Марат вздрагивает, а Наталка уже убегает, чмокнув его еще раз.
– Все бросить и ехать? Не знаю, Марат. Я всю жизнь прожила здесь. Я киргизка, мой отец, мой дед, мой прадед – все киргизы.
– И ваша внучка тоже, Роза. Вы ее любите?
– Конечно! О чем ты спрашиваешь?!
– А она любит фламенко.
21
– Я очень люблю фламенко.
– Знаю. Я тоже люблю фламенко.
– И еще я люблю тебя.
– А я тебя, – Андреа прижимает к себе Наталку покрепче.
– Как ты думаешь, я выиграю конкурс?
– А тебе так важно выиграть?
– Конечно.
– Почему?
– Ну, если я займу первое место, все будут знать, что я танцую лучше всех.
– А если я тебе скажу, что ты и без всякого места лучше всех танцуешь?
– Так это ты скажешь! А ты мало того, что профессионал, так еще и любишь меня. В общем, судья пристрастный.
– Действительно, – хихикает Андреа. – Твоя правда.
– Так я выиграю?
– Выиграешь.
– А если нет?
– Значит, нет.
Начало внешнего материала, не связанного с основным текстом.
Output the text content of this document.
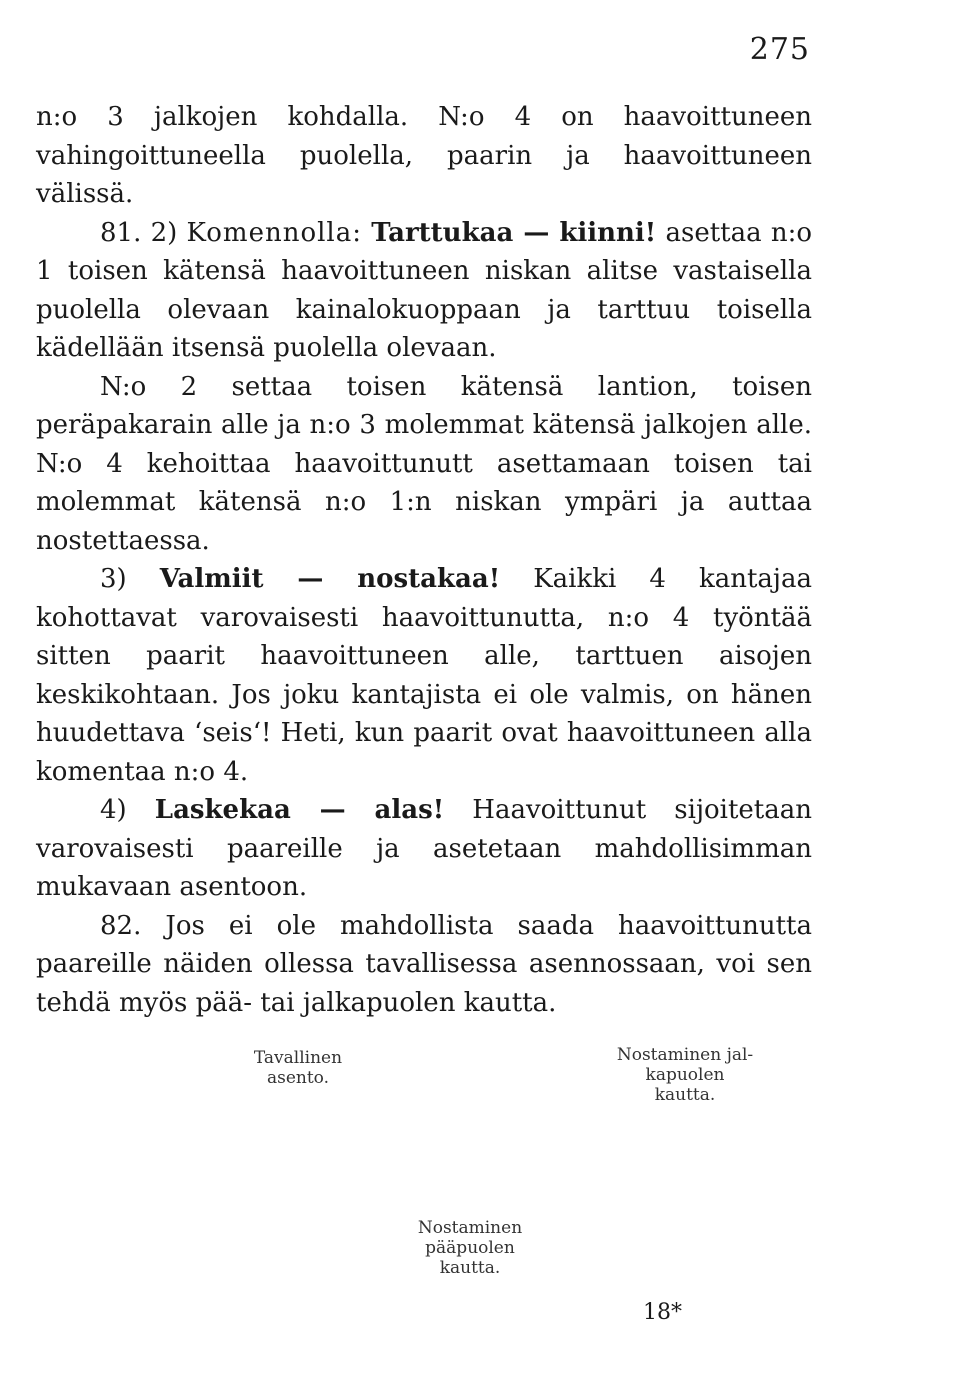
275

n:o 3 jalkojen kohdalla. N:o 4 on haavoittuneen vahingoittuneella puolella, paarin ja haavoittuneen välissä.

81. 2) Komennolla: Tarttukaa — kiinni! asettaa n:o 1 toisen kätensä haavoittuneen niskan alitse vastaisella puolella olevaan kainalokuoppaan ja tarttuu toisella kädellään itsensä puolella olevaan.

N:o 2 settaa toisen kätensä lantion, toisen peräpakarain alle ja n:o 3 molemmat kätensä jalkojen alle. N:o 4 kehoittaa haavoittunutt asettamaan toisen tai molemmat kätensä n:o 1:n niskan ympäri ja auttaa nostettaessa.

3) Valmiit — nostakaa! Kaikki 4 kantajaa kohottavat varovaisesti haavoittunutta, n:o 4 työntää sitten paarit haavoittuneen alle, tarttuen aisojen keskikohtaan. Jos joku kantajista ei ole valmis, on hänen huudettava ‘seis‘! Heti, kun paarit ovat haavoittuneen alla komentaa n:o 4.

4) Laskekaa — alas! Haavoittunut sijoitetaan varovaisesti paareille ja asetetaan mahdollisimman mukavaan asentoon.

82. Jos ei ole mahdollista saada haavoittunutta paareille näiden ollessa tavallisessa asennossaan, voi sen tehdä myös pää- tai jalkapuolen kautta.

Tavallinen
asento.
Nostaminen jal-
kapuolen
kautta.
Nostaminen
pääpuolen
kautta.
18*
У тебя еще целая куча конкурсов будет.
– Нет, я выиграю этот.
– Конечно, выиграешь.
– А если нет?
– Si todo fuera orégano![59]
– Злишься?
– Начинаю.
– Не злись. Ты же умная. Ты все понимаешь.
– Понимаю.
– Что ты понимаешь?
– Dios mío![60] Ты меня с ума сведешь! Ты волнуешься. Вот что я понимаю. Это абсолютно нормально. Но ненормально заражать своей нервозностью других.
– Я тебя заражаю?
– Да.
– Разве ты не хочешь, чтобы я выиграла?
– Хочу. Но не переживаю по этому поводу. Для переживаний есть море других причин.
– Каких?
«Твое здоровье, твоя беззаботность, твоя улыбка, твое счастье, твое будущее».
– Разных.
22
– Разные причины бывают. – Алка вертится перед зеркалом примерочной, разглаживая складки сиреневого муара на полноватых бедрах. – Какое все-таки лучше: это или зеленое?
– Мне зеленое больше нравится: оно не сборит и выглядит скромнее. Так скажи, много ли оправданий у того, кто пять лет ходит туда-сюда и мучает всех вокруг: тебя, себя, свою жену?
– Угрызения совести – раз, дети – два, устоявшиеся привычки – три, уважение к человеку, с которым живешь, – четыре. – Алла продолжает одной рукой одергивать платье на ляжках, загибая пальцы на другой. – Ну и, если откровенно, боязнь прогадать тоже присутствует. Поскромнее, говоришь… Чем тебе сиреневое не нравится?
– Да оно просто кричит «Возьми меня» и само пытается вытряхнуть содержимое на всеобщее обозрение.
– А по-моему, ничего более подходящего для свидания с любовником не придумаешь. – Зоя открывает шторку соседней кабинки: – Как вам это?
– Твои шведские родственники будут сражены видом будущей герцогини, – усмехается Андреа, оглядев длинноногую статуэтку из люрекса. – Живое рождественское дерево. А ты, Ал, кажется, в театр собираешься, а не на панель. А что касается названных причин хождения по мукам, то, извини меня, все это жалкие отговорки перед могущественной силой эгоизма.